Young Goodman Brown
Sometimes stories themselves have stories. Suppose you were to see a movie or read a book about a group of Satanists or a coven of witches that look and act just like us, who seem perfectly normal, and yet beneath the thin veneer of normalcy they are secretly cavorting with and in the service of pure evil.Ah, you'd say, that sounds just like Roman Polanski's Rosemary's Baby. And Rosemary's Baby in its turn was much like Val Lewton's The Seventh Victim. And Val Lewton's story was not un-influenced by Universal's The Black Cat. And before The Black Cat there was another story, and another.

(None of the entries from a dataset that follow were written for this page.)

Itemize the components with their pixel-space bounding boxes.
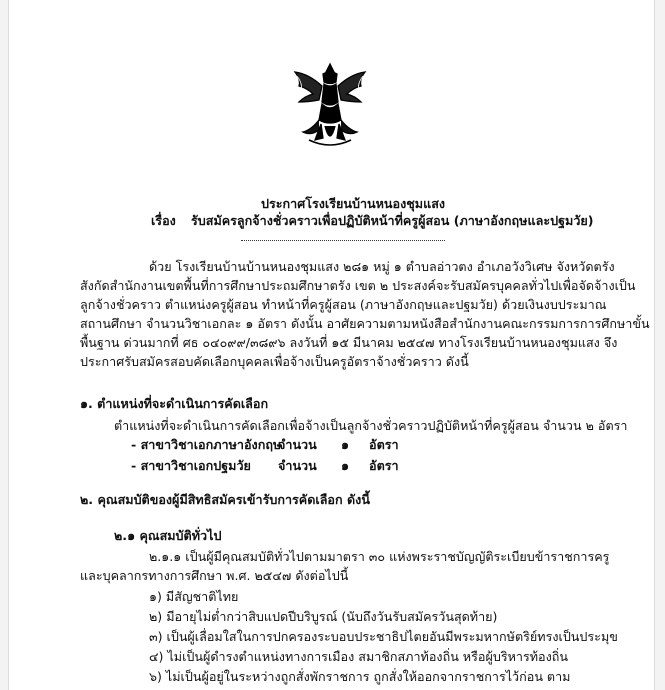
section2-sub-text-2: และบุคลากรทางการศึกษา พ.ศ. ๒๕๔๗ ดังต่อไปนี้ <box>80 568 349 583</box>
intro-line-6: ประกาศรับสมัครสอบคัดเลือกบุคคลเพื่อจ้างเป็นครูอัตราจ้างชั่วคราว ดังนี้ <box>80 354 469 369</box>
position-row-english-unit: อัตรา <box>369 437 399 452</box>
document-title: ประกาศโรงเรียนบ้านหนองชุมแสง <box>261 196 446 211</box>
qualification-item-1: ๑) มีสัญชาติไทย <box>149 589 239 604</box>
title-divider <box>241 240 445 241</box>
intro-line-3: ลูกจ้างชั่วคราว ตำแหน่งครูผู้สอน ทำหน้าที่ครูผู้สอน (ภาษาอังกฤษและปฐมวัย) ด้วยเงินงบประมาณ <box>80 297 607 312</box>
section2-heading: ๒. คุณสมบัติของผู้มีสิทธิสมัครเข้ารับการคัดเลือก ดังนี้ <box>80 492 370 507</box>
garuda-emblem-icon <box>289 60 371 150</box>
subject-text: รับสมัครลูกจ้างชั่วคราวเพื่อปฏิบัติหน้าที่ครูผู้สอน (ภาษาอังกฤษและปฐมวัย) <box>191 213 594 228</box>
position-row-english-count-label: จำนวน <box>278 437 317 452</box>
viewer-left-border <box>0 0 9 690</box>
document-page <box>9 0 654 690</box>
position-row-early-childhood-unit: อัตรา <box>369 458 399 473</box>
subject-label: เรื่อง <box>151 213 176 228</box>
position-row-english-subject: - สาขาวิชาเอกภาษาอังกฤษ <box>131 437 282 452</box>
section1-text: ตำแหน่งที่จะดำเนินการคัดเลือกเพื่อจ้างเป็นลูกจ้างชั่วคราวปฏิบัติหน้าที่ครูผู้สอน จำนวน ๒ อัตรา <box>114 418 628 433</box>
section2-sub-heading: ๒.๑ คุณสมบัติทั่วไป <box>114 528 222 543</box>
position-row-early-childhood-count: ๑ <box>341 458 349 473</box>
section1-heading: ๑. ตำแหน่งที่จะดำเนินการคัดเลือก <box>80 396 269 411</box>
intro-line-4: สถานศึกษา จำนวนวิชาเอกละ ๑ อัตรา ดังนั้น อาศัยความตามหนังสือสำนักงานคณะกรรมการการศึกษาขั้น <box>80 316 650 331</box>
qualification-item-5: ๖) ไม่เป็นผู้อยู่ในระหว่างถูกสั่งพักราชการ ถูกสั่งให้ออกจากราชการไว้ก่อน ตาม <box>149 669 571 684</box>
qualification-item-2: ๒) มีอายุไม่ต่ำกว่าสิบแปดปีบริบูรณ์ (นับถึงวันรับสมัครวันสุดท้าย) <box>149 609 498 624</box>
position-row-early-childhood-count-label: จำนวน <box>278 458 317 473</box>
qualification-item-4: ๔) ไม่เป็นผู้ดำรงตำแหน่งทางการเมือง สมาชิกสภาท้องถิ่น หรือผู้บริหารท้องถิ่น <box>149 649 568 664</box>
qualification-item-3: ๓) เป็นผู้เลื่อมใสในการปกครองระบอบประชาธิปไตยอันมีพระมหากษัตริย์ทรงเป็นประมุข <box>149 629 618 644</box>
position-row-english-count: ๑ <box>341 437 349 452</box>
intro-line-2: สังกัดสำนักงานเขตพื้นที่การศึกษาประถมศึกษาตรัง เขต ๒ ประสงค์จะรับสมัครบุคคลทั่วไปเพื่อจัดจ้างเป็น <box>80 278 636 293</box>
position-row-early-childhood-subject: - สาขาวิชาเอกปฐมวัย <box>131 458 251 473</box>
section2-sub-text-1: ๒.๑.๑ เป็นผู้มีคุณสมบัติทั่วไปตามมาตรา ๓๐ แห่งพระราชบัญญัติระเบียบข้าราชการครู <box>149 549 610 564</box>
intro-line-1: ด้วย โรงเรียนบ้านบ้านหนองชุมแสง ๒๘๑ หมู่ ๑ ตำบลอ่าวตง อำเภอวังวิเศษ จังหวัดตรัง <box>149 259 615 274</box>
viewer-scrollbar[interactable] <box>654 0 665 690</box>
intro-line-5: พื้นฐาน ด่วนมากที่ ศธ ๐๔๐๙๙/๓๘๙๖ ลงวันที่ ๑๕ มีนาคม ๒๕๔๗ ทางโรงเรียนบ้านหนองชุมแสง จึง <box>80 335 618 350</box>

Young Goodman Brown, by Nathaniel Hawthorne, is perhaps the ur-daddy of the modern Satanic Cult genre. And make no mistake, despite the cod-Puritan English and the early date of its publication (1835), this is decidedly modern work. In its bleak cynicism about society's institutions, in the juxtaposition of horror and the sunshine world of everyday life, and in its nearly cinematic description of a Witch's Sabbath, this story feels much more familiar than many of the works of Hawthorne's contemporary Edgar Allan Poe.
And it's short -- you can easily read the whole thing tonight before you go to bed.
(Oh, and if, after reading the story, you find that sleep eludes you, you might care to check out this beautiful Flash-based online exhibition about Nathaniel Hawthorne, courtesy of the Peabody Essex Museum.)